Lavender, an herb with many culinary uses, also makes a stunning addition to borders and perennial gardens, providing sweeping drifts of color from early summer into fall. With its silvery-green foliage, upright flower spikes and compact shrub-like form, lavender is ideal for creating informal hedges. You can also harvest it for fragrant floral arrangements, sachets, and potpourri.
In the garden, lavender makes an excellent companion plant for almost anything from roses to cabbage. It is one of those aromatic, gray herbs that deer avoid, making it a great choice as a decoy in your beds.
Choosing lavenders to grow
The type of lavender you grow will depend on personal choice, including flower colour and shape, plus the shade and fragrance of the foliage (some lavenders have silvery grey leaves, while others are more green). However, there are some pointers to be mindful of when choosing which lavender to grow in your garden. Firstly, it’s worth noting that English lavender, Lavandula angustifolia, is more hardy and long-lived than French and Spanish lavenders, Lavandula dentata and Lavandula stoechas. It’s thought that English lavender is also more attractive to bees than French or Spanish lavender.
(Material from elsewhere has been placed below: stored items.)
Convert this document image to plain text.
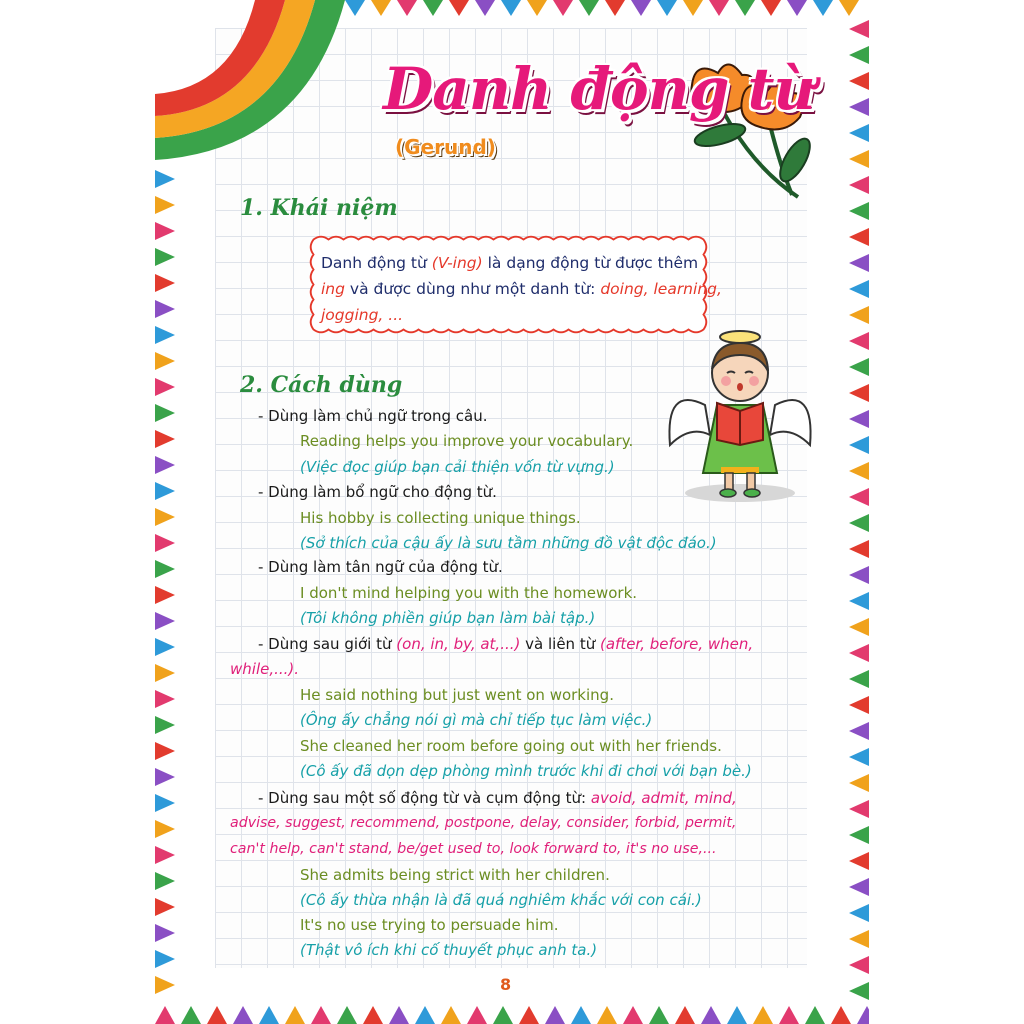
Danh động từ
(Gerund)
1. Khái niệm
Danh động từ (V-ing) là dạng động từ được thêm
ing và được dùng như một danh từ: doing, learning,
jogging, ...
2. Cách dùng
- Dùng làm chủ ngữ trong câu.
Reading helps you improve your vocabulary.
(Việc đọc giúp bạn cải thiện vốn từ vựng.)
- Dùng làm bổ ngữ cho động từ.
His hobby is collecting unique things.
(Sở thích của cậu ấy là sưu tầm những đồ vật độc đáo.)
- Dùng làm tân ngữ của động từ.
I don't mind helping you with the homework.
(Tôi không phiền giúp bạn làm bài tập.)
- Dùng sau giới từ (on, in, by, at,...) và liên từ (after, before, when,
while,...).
He said nothing but just went on working.
(Ông ấy chẳng nói gì mà chỉ tiếp tục làm việc.)
She cleaned her room before going out with her friends.
(Cô ấy đã dọn dẹp phòng mình trước khi đi chơi với bạn bè.)
- Dùng sau một số động từ và cụm động từ: avoid, admit, mind,
advise, suggest, recommend, postpone, delay, consider, forbid, permit,
can't help, can't stand, be/get used to, look forward to, it's no use,...
She admits being strict with her children.
(Cô ấy thừa nhận là đã quá nghiêm khắc với con cái.)
It's no use trying to persuade him.
(Thật vô ích khi cố thuyết phục anh ta.)
8
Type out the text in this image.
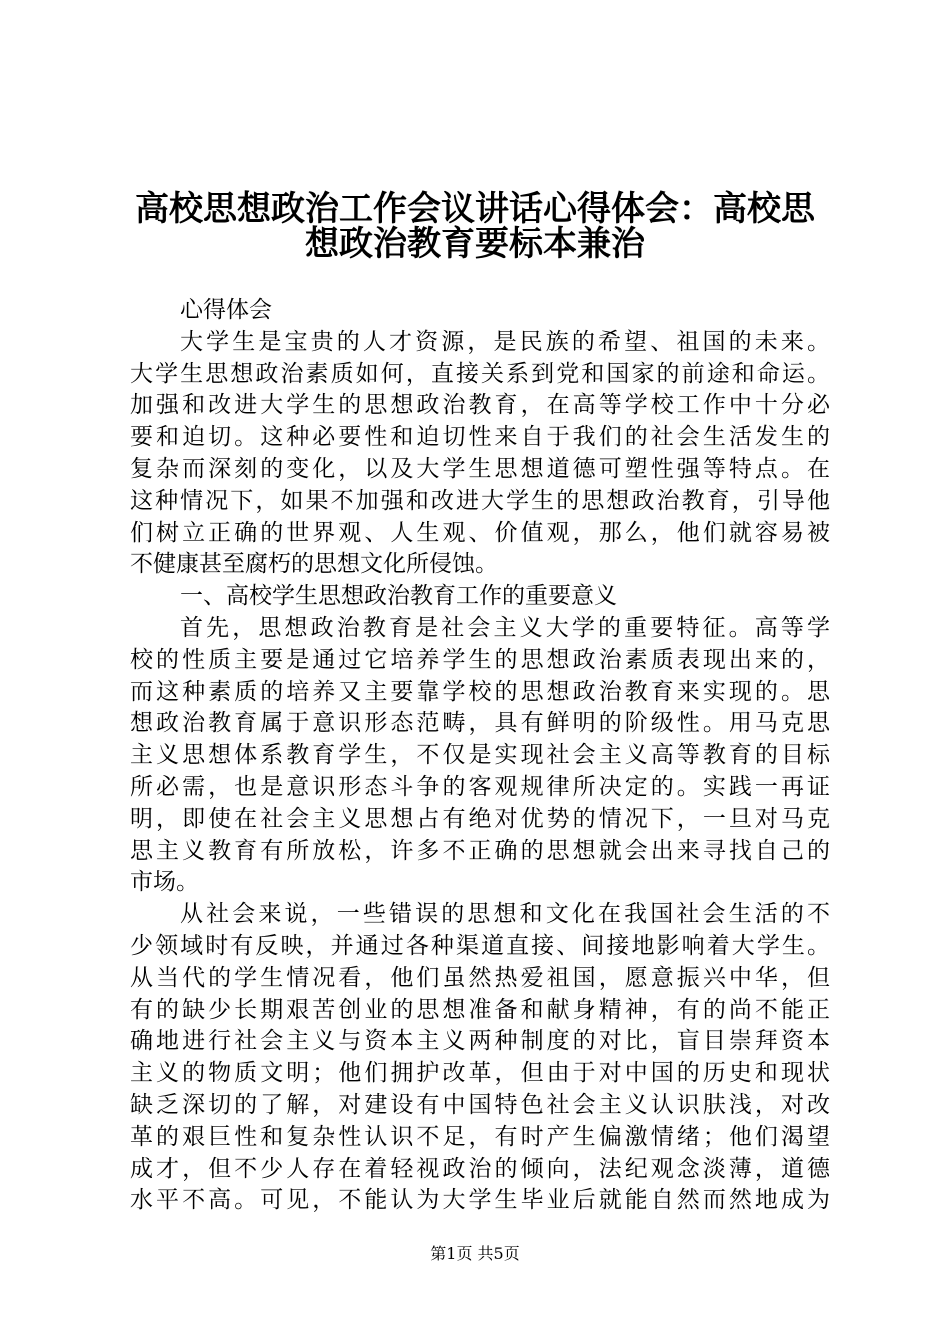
高校思想政治工作会议讲话心得体会：高校思
想政治教育要标本兼治
心得体会
大学生是宝贵的人才资源，是民族的希望、祖国的未来。
大学生思想政治素质如何，直接关系到党和国家的前途和命运。
加强和改进大学生的思想政治教育，在高等学校工作中十分必
要和迫切。这种必要性和迫切性来自于我们的社会生活发生的
复杂而深刻的变化，以及大学生思想道德可塑性强等特点。在
这种情况下，如果不加强和改进大学生的思想政治教育，引导他
们树立正确的世界观、人生观、价值观，那么，他们就容易被
不健康甚至腐朽的思想文化所侵蚀。
一、高校学生思想政治教育工作的重要意义
首先，思想政治教育是社会主义大学的重要特征。高等学
校的性质主要是通过它培养学生的思想政治素质表现出来的，
而这种素质的培养又主要靠学校的思想政治教育来实现的。思
想政治教育属于意识形态范畴，具有鲜明的阶级性。用马克思
主义思想体系教育学生，不仅是实现社会主义高等教育的目标
所必需，也是意识形态斗争的客观规律所决定的。实践一再证
明，即使在社会主义思想占有绝对优势的情况下，一旦对马克
思主义教育有所放松，许多不正确的思想就会出来寻找自己的
市场。
从社会来说，一些错误的思想和文化在我国社会生活的不
少领域时有反映，并通过各种渠道直接、间接地影响着大学生。
从当代的学生情况看，他们虽然热爱祖国，愿意振兴中华，但
有的缺少长期艰苦创业的思想准备和献身精神，有的尚不能正
确地进行社会主义与资本主义两种制度的对比，盲目崇拜资本
主义的物质文明；他们拥护改革，但由于对中国的历史和现状
缺乏深切的了解，对建设有中国特色社会主义认识肤浅，对改
革的艰巨性和复杂性认识不足，有时产生偏激情绪；他们渴望
成才，但不少人存在着轻视政治的倾向，法纪观念淡薄，道德
水平不高。可见，不能认为大学生毕业后就能自然而然地成为
第1页 共5页
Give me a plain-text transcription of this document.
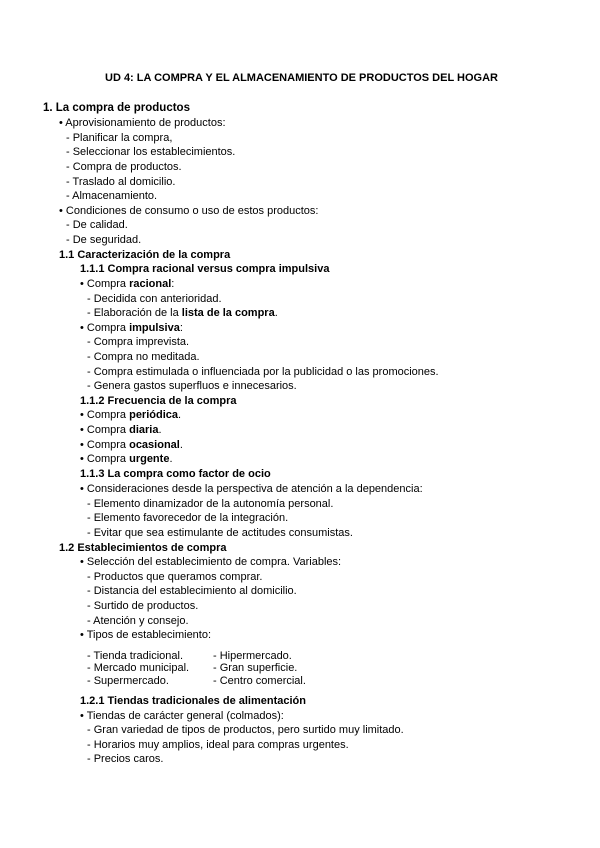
UD 4: LA COMPRA Y EL ALMACENAMIENTO DE PRODUCTOS DEL HOGAR
1. La compra de productos
• Aprovisionamiento de productos:
- Planificar la compra,
- Seleccionar los establecimientos.
- Compra de productos.
- Traslado al domicilio.
- Almacenamiento.
• Condiciones de consumo o uso de estos productos:
- De calidad.
- De seguridad.
1.1 Caracterización de la compra
1.1.1 Compra racional versus compra impulsiva
• Compra racional:
- Decidida con anterioridad.
- Elaboración de la lista de la compra.
• Compra impulsiva:
- Compra imprevista.
- Compra no meditada.
- Compra estimulada o influenciada por la publicidad o las promociones.
- Genera gastos superfluos e innecesarios.
1.1.2 Frecuencia de la compra
• Compra periódica.
• Compra diaria.
• Compra ocasional.
• Compra urgente.
1.1.3 La compra como factor de ocio
• Consideraciones desde la perspectiva de atención a la dependencia:
- Elemento dinamizador de la autonomía personal.
- Elemento favorecedor de la integración.
- Evitar que sea estimulante de actitudes consumistas.
1.2 Establecimientos de compra
• Selección del establecimiento de compra. Variables:
- Productos que queramos comprar.
- Distancia del establecimiento al domicilio.
- Surtido de productos.
- Atención y consejo.
• Tipos de establecimiento:
- Tienda tradicional.
- Mercado municipal.
- Supermercado.
- Hipermercado.
- Gran superficie.
- Centro comercial.
1.2.1 Tiendas tradicionales de alimentación
• Tiendas de carácter general (colmados):
- Gran variedad de tipos de productos, pero surtido muy limitado.
- Horarios muy amplios, ideal para compras urgentes.
- Precios caros.
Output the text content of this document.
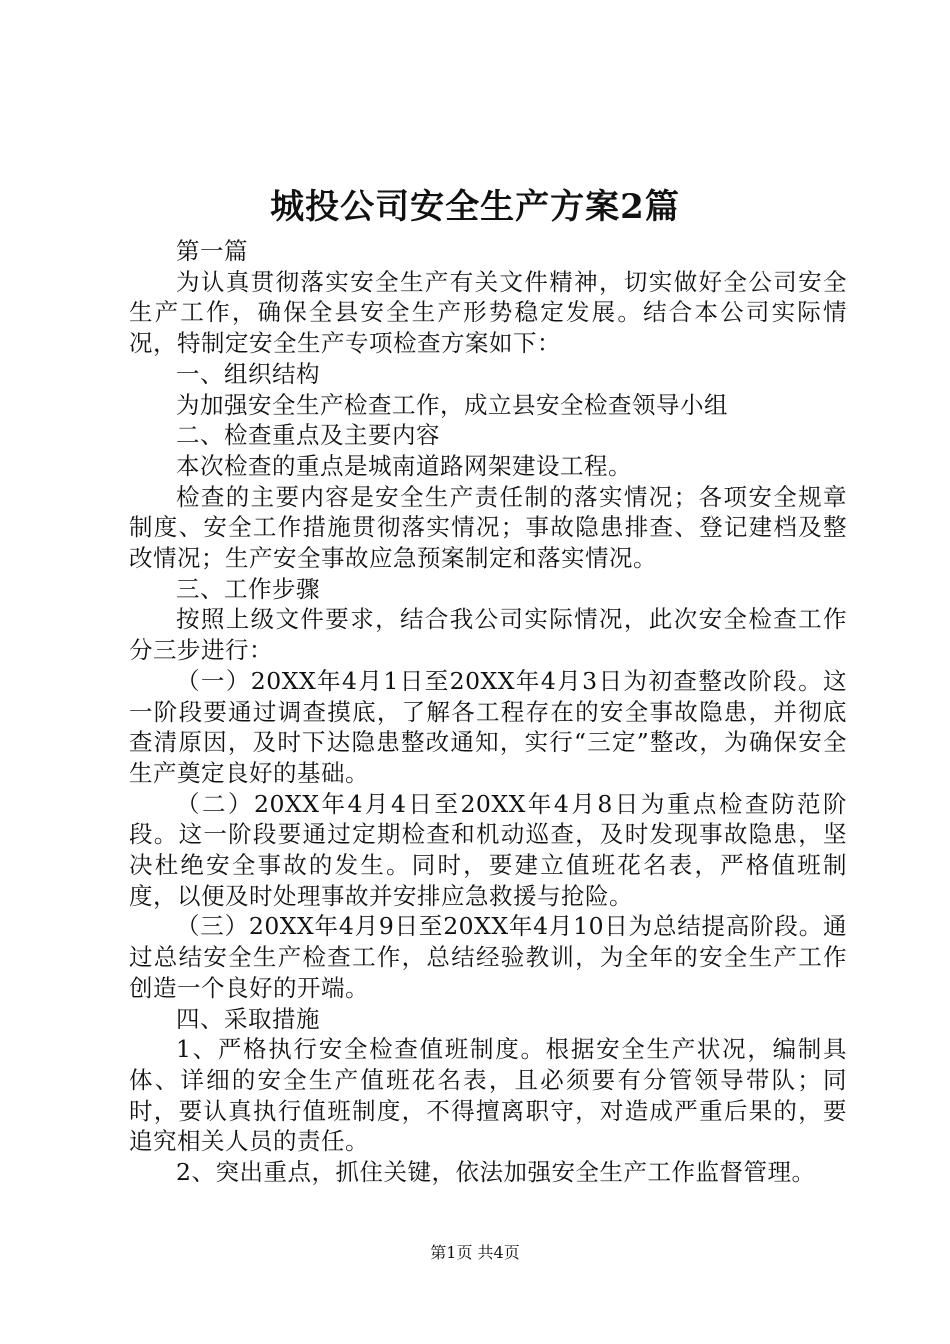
城投公司安全生产方案2篇

第一篇

为认真贯彻落实安全生产有关文件精神，切实做好全公司安全生产工作，确保全县安全生产形势稳定发展。结合本公司实际情况，特制定安全生产专项检查方案如下：

一、组织结构

为加强安全生产检查工作，成立县安全检查领导小组

二、检查重点及主要内容

本次检查的重点是城南道路网架建设工程。

检查的主要内容是安全生产责任制的落实情况；各项安全规章制度、安全工作措施贯彻落实情况；事故隐患排查、登记建档及整改情况；生产安全事故应急预案制定和落实情况。

三、工作步骤

按照上级文件要求，结合我公司实际情况，此次安全检查工作分三步进行：

（一）20XX年4月1日至20XX年4月3日为初查整改阶段。这一阶段要通过调查摸底，了解各工程存在的安全事故隐患，并彻底查清原因，及时下达隐患整改通知，实行“三定”整改，为确保安全生产奠定良好的基础。

（二）20XX年4月4日至20XX年4月8日为重点检查防范阶段。这一阶段要通过定期检查和机动巡查，及时发现事故隐患，坚决杜绝安全事故的发生。同时，要建立值班花名表，严格值班制度，以便及时处理事故并安排应急救援与抢险。

（三）20XX年4月9日至20XX年4月10日为总结提高阶段。通过总结安全生产检查工作，总结经验教训，为全年的安全生产工作创造一个良好的开端。

四、采取措施

1、严格执行安全检查值班制度。根据安全生产状况，编制具体、详细的安全生产值班花名表，且必须要有分管领导带队；同时，要认真执行值班制度，不得擅离职守，对造成严重后果的，要追究相关人员的责任。

2、突出重点，抓住关键，依法加强安全生产工作监督管理。

第1页 共4页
Traditional English lavender varieties include ‘Hidcote’ and ‘Munstead’. These are undeniably lovely and rightly popular, but have you considered intermediate lavenders? Sometimes called ‘lavendins’, these hybrid lavenders have Lavandula angustifolia and Lavandula latifolia as their parents. Lavendin lavenders are more robust than other lavenders and therefore more tolerant of wetter soils and colder winters. They’re larger in habit than English lavenders and flower for a longer period, providing more flowers for you to enjoy and more pollen and nectar for bees. Popular hybrid lavenders, or lavendins, include Lavandula x intermedia ‘Edelweiss’ and Lavandula x intermedia ‘Grosso’.
How to Plant Lavender
As with most plants, your success in growing lavender will depend both on what kind of growing conditions you can provide and which varieties you select to grow. Lavender plants will tolerate many growing conditions, but they thrive in warm, well-draining alkaline soil, and full sun.
Most lavenders are labeled hardy in USDA zones 5 through 9, but this is not a plant that is dependable enough to plant as a hedge. Realistically, you can expect plants to do well when the weather cooperates, but be prepared to experience the occasional loss of a plant or two after a severe winter or a wet, humid summer.
Even if you do everything right and your lavender plants appear happy, the genus is generally not long-lived and most lavender plants begin to decline in 10 years or less. Keep starting new plants to ensure you have a bountiful harvest for years to come.
How to Care For Lavender
Water once or twice a week after planting until plants are established. Water mature plants every two to three weeks until buds form, then once or twice weekly until harvest.
In colder growing areas, plants may need extra winter protection. Cover the plants with a winter mulch of evergreen boughs or straw, which will insulate from freezing winds and temperatures.
Another option for cold areas is to grow lavender in a pot, keeping it outdoors in the summer and indoors in winter. While indoors, place the pot in a south-facing window with as much light as possible. Water sparingly, as the plant will be dormant at this time.
Pruning Lavender
In warm climates: all pruning can be carried out in the autumn.
In cooler climate: Prune established plants in the spring when green leaves start to emerge from the base of the plant. Remove approximately one third of the top to keep. the plant from becoming leggy and bare at the base. It’s important not to cut back into old wood however, as it won’t regrow from this. Leave the foliage over the winter to protect new growth from frosts,
Also, the flowering stems can be harvested while in bloom or snipped off after the flowers fade to keep the plant tidy.